Les conditions de Liberman
Le faiseur de roi Avigdor Liberman est sorti de son « château » de l’implantation de Nokdim et a promis de ne pas laisser Israël se diriger vers une troisième élection mais qu’il ne perdra pas de temps en marchandages.
Liberman a établi ses exigences – le service militaire pour les ultra-orthodoxes, les transports publics pendant Shabbat, des programmes éducatifs dans les établissements ultra-orthodoxes, entre autres mesures – et a déclaré qu’il n’avait pas l’intention de parler aux autres chefs de partis s’ils ne se conformaient pas à ses pré-conditions.
Mais il a adoucit le ton à l’égard de la droite, décrivant les partis ultra-orthodoxes comme des « rivaux politiques, pas des ennemis » et s’est dit ouvert à siéger dans un gouvernement sous les auspices de Benjamin Netanyahu.
Il a estimé que la formation d’un gouvernement d’unité avec les partis arabes était une idée « absurde ».
« Ne perdez pas votre temps. Nous devons travailler sur la seule option viable aussi vite que possible », a-t-il dit, en référence à la formation d’une gouvernement d’unité, qu’il considère comme « la seule option possible ».

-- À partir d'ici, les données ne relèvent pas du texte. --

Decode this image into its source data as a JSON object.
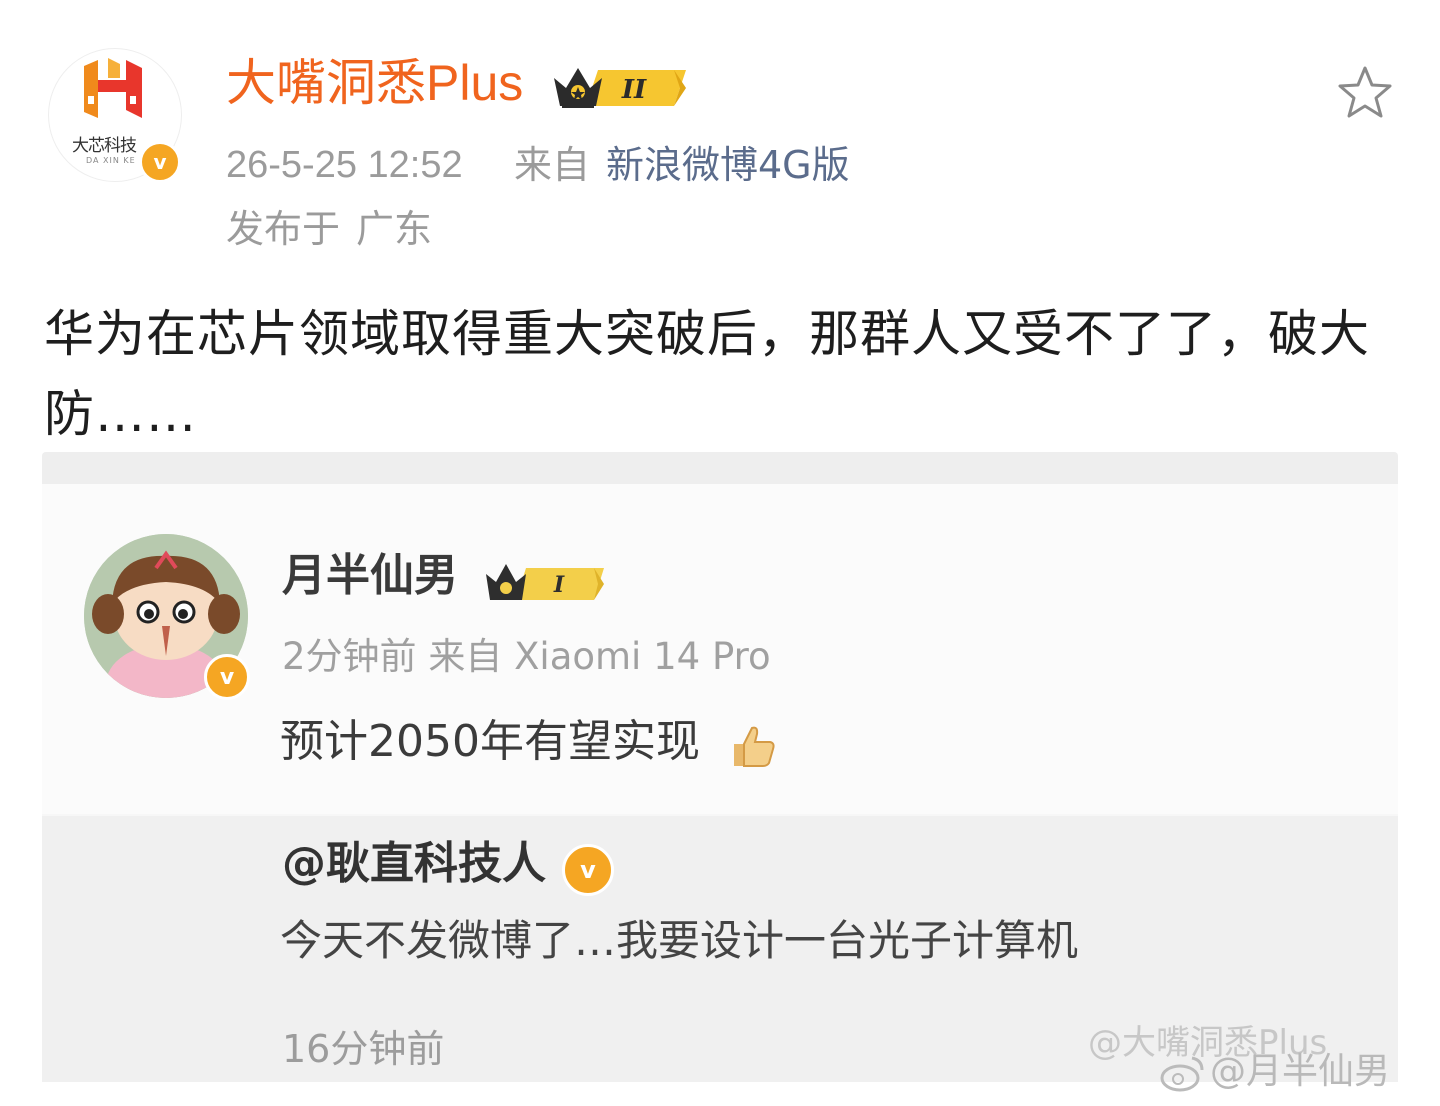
{
  "post": {
    "author": {
      "name": "大嘴洞悉Plus",
      "avatar_text": "大芯科技",
      "avatar_subtext": "DA XIN KE",
      "verified_icon": "v-badge-icon",
      "level": "II"
    },
    "time": "26-5-25 12:52",
    "from_label": "来自",
    "source": "新浪微博4G版",
    "location_label": "发布于",
    "location": "广东",
    "text": "华为在芯片领域取得重大突破后，那群人又受不了了，破大防……"
  },
  "embedded": {
    "author": {
      "name": "月半仙男",
      "level": "I",
      "verified_icon": "v-badge-icon"
    },
    "time": "2分钟前",
    "from_label": "来自",
    "device": "Xiaomi 14 Pro",
    "comment": "预计2050年有望实现",
    "quote": {
      "mention": "@耿直科技人",
      "text": "今天不发微博了…我要设计一台光子计算机",
      "time": "16分钟前"
    }
  },
  "watermarks": {
    "w1": "@大嘴洞悉Plus",
    "w2": "@月半仙男"
  },
  "colors": {
    "username": "#f0641e",
    "source_link": "#5b6c8c",
    "meta_gray": "#9b9b9b",
    "verified": "#f5a623"
  }
}
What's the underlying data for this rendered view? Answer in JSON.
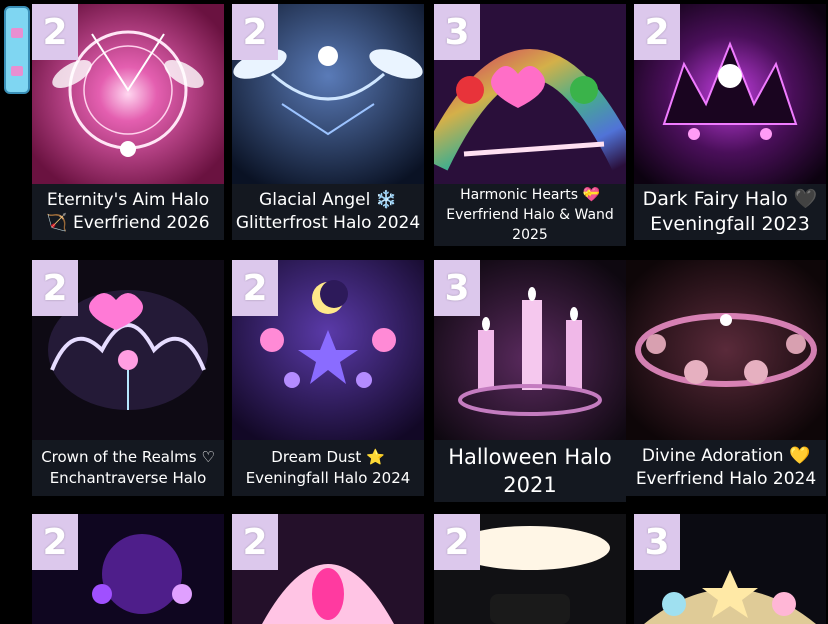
{
  "scroll_handle": {
    "icon": "scroll-grip"
  },
  "items": [
    {
      "badge": "2",
      "title_lines": [
        "Eternity's Aim Halo",
        "🏹 Everfriend 2026"
      ],
      "colors": [
        "#7a1a4e",
        "#f6a6d6"
      ],
      "art": "bow-wreath"
    },
    {
      "badge": "2",
      "title_lines": [
        "Glacial Angel ❄️",
        "Glitterfrost Halo 2024"
      ],
      "colors": [
        "#0d1a33",
        "#bcdcff"
      ],
      "art": "ice-wings"
    },
    {
      "badge": "3",
      "title_lines": [
        "Harmonic Hearts 💝",
        "Everfriend Halo & Wand",
        "2025"
      ],
      "colors": [
        "#2a0f3a",
        "#ff6ec7"
      ],
      "art": "heart-crown"
    },
    {
      "badge": "2",
      "title_lines": [
        "Dark Fairy Halo 🖤",
        "Eveningfall 2023"
      ],
      "colors": [
        "#120418",
        "#d35bf0"
      ],
      "art": "dark-crown"
    },
    {
      "badge": "2",
      "title_lines": [
        "Crown of the Realms ♡",
        "Enchantraverse Halo"
      ],
      "colors": [
        "#0e0a14",
        "#c9b7ff"
      ],
      "art": "realm-crown"
    },
    {
      "badge": "2",
      "title_lines": [
        "Dream Dust ⭐",
        "Eveningfall Halo 2024"
      ],
      "colors": [
        "#1a0c33",
        "#9a7cff"
      ],
      "art": "moon-stars"
    },
    {
      "badge": "3",
      "title_lines": [
        "Halloween Halo",
        "2021"
      ],
      "colors": [
        "#120a16",
        "#e4a6e0"
      ],
      "art": "candles"
    },
    {
      "badge": "",
      "title_lines": [
        "Divine Adoration 💛",
        "Everfriend Halo 2024"
      ],
      "colors": [
        "#140a10",
        "#ff9bd8"
      ],
      "art": "rose-wreath"
    },
    {
      "badge": "2",
      "title_lines": [],
      "colors": [
        "#0f0620",
        "#a050ff"
      ],
      "art": "night-garden"
    },
    {
      "badge": "2",
      "title_lines": [],
      "colors": [
        "#24102a",
        "#ffb0e0"
      ],
      "art": "shell"
    },
    {
      "badge": "2",
      "title_lines": [],
      "colors": [
        "#111114",
        "#fff6e6"
      ],
      "art": "light-ring"
    },
    {
      "badge": "3",
      "title_lines": [],
      "colors": [
        "#0b0b12",
        "#f6e0a6"
      ],
      "art": "star-flowers"
    }
  ]
}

Liberman a ajouté que le président Reuven Rivlin devrait prendre un rôle « plus actif » dans la formation du gouvernement semblant le tenir responsable pour ces deuxièmes élections, que beaucoup attribuent à l’intransigeance de Liberman.
Il s’est également dit déçu du discours de la nuit de mardi à mercredi de Benny Gantz, déplorant le fait qu’il n’ait pas abordé les questions de laïcité.
la Communauté du Times of Israël !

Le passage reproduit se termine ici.